URL:http://homakov.blogspot.com/2013/04/html5-sandbox-bad-idea.html


About sandbox.

I don't like both idea and implementations of the Sandbox feature (part of so-called HTML5). Most of the articles about it are lame copy-pastes of the spec. Straight question WHY WE NEED IT AT ALL remains not answered. Furthermore, nobody writes that implementation is a little bit crazy — by fixing small vulnerabilities it introduces huge ones.

Why?

When we embed frames with external content we are still open for navigational and/or phishing attacks (obviously cookies/inner HTML cannot be stolen because of the same origin policy). The iframe code can change top.location or open a phishing popup window prompt('your password?'). ... that's it. That's all we needed to fix.

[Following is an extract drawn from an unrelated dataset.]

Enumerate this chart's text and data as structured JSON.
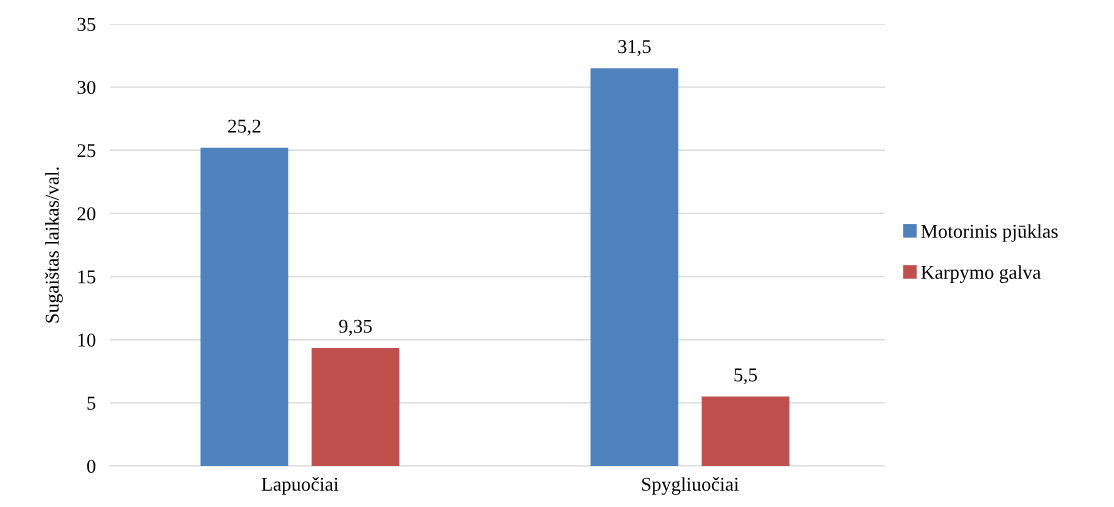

Besides allow-popup and allow-top-navigation options W3C introduced allow-scripts, allow-forms and allow-same-origin. They wanted best you know the rest.

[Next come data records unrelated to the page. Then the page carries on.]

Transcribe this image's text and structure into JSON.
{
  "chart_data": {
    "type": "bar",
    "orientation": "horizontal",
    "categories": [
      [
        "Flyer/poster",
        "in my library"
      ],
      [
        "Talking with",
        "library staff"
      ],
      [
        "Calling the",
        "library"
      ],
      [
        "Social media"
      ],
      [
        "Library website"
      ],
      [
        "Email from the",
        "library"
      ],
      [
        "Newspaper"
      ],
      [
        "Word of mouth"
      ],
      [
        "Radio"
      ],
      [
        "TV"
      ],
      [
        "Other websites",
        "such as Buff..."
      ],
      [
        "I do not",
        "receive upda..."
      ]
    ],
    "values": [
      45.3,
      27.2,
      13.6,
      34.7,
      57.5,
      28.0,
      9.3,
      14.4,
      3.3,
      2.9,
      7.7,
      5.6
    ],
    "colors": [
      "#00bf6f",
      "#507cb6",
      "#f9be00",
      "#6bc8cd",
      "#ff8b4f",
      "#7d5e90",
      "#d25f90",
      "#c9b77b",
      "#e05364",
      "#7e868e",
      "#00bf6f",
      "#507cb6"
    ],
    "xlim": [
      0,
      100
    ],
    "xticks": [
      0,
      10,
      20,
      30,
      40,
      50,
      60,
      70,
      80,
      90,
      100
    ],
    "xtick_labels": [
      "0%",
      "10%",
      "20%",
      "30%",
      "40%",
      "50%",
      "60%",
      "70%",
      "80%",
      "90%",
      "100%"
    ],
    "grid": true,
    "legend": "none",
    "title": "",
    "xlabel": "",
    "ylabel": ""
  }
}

Javascript... malicious shit.

OMG, sandbox can load any page with javascript turned off.

People are still fixing CSS for IE6. Meanwhile W3C destroys all Javascript-based framebreakers, not asking anyone's advice (only one anti-clickjacking solution left - X-Frame-Options). Nobody gave a shit about compatibility, I guess.

W3C needed a really good reasonto introduce such a crazy feature: "Javascript from a frame can do malicious actions, now you can turn it off".
Malicious what? Tomorrow they will call Javascript a Remote Code Execution Vulnerability and ask us to remove the browser? Javascript cannot be malicious on it's own!

allow-forms + disallow scripts = clickjacking working like a charm for javascript-based framebreakers. Surely, not everyone uses X-Frame-Options yet, e.g. vk.com. UPDHere is a talk from BlackHat 11 last 2 years it is WontFix :O

Untrusted code on the same origin.

Another announced killer-feature of Sandbox - running untrusted code on your origin (remark: USE A SUBDOMAIN DONT BE STUPID). People tend to believe it: "Cool, I will set up a javascript playground on my website!". This?

<iframe src="SITE/playground?code=alert(1)" sandbox="allow-scripts"> 

Now think again, what stops an attacker to simply use 'SITE/playground?code=alert(1)' as an XSS hole?

Following may sound like a genius idea to prevent it - putting Sandbox into Content-Security-Policy header and let server-side to set sandbox directive. So far only Chrome supports such header (I use this technology in Pagebox - XSS protection through privilegies).


You cannot rely on it out-of-box, thus you need a way more comprehensive solution — you have to make sure that current page is loaded under sandbox (request is authentic), not in a new window

Server-side on th owner page: cookie[:nonce]=SecureRandom.hex(16).
HTML code: <iframe src="SITE/playground?code=alert(1)&nonce=123qwe123" sandbox="allow-scripts"> 
Playground server side: if params[:nonce] and cookie[:nonce] == params[:nonce] ..response..

Now you are secure from arbitrary code reflection. Anyway, don't use it. 

Sandbox was intended only to prevent top navigation (related frame navigation madness) and "phishing" popups. Severity of fixed = very low.
Eventually Sandbox simply broke the Web by creating a new clickjacking bypass. Severity of introduced = high.

Misleading posts make people think that Sandbox is a secure way to embed arbitrary content, but there are strings attached.

I don't mean Sandbox is all bad, I only state that current Sandbox is a poorly designed feature.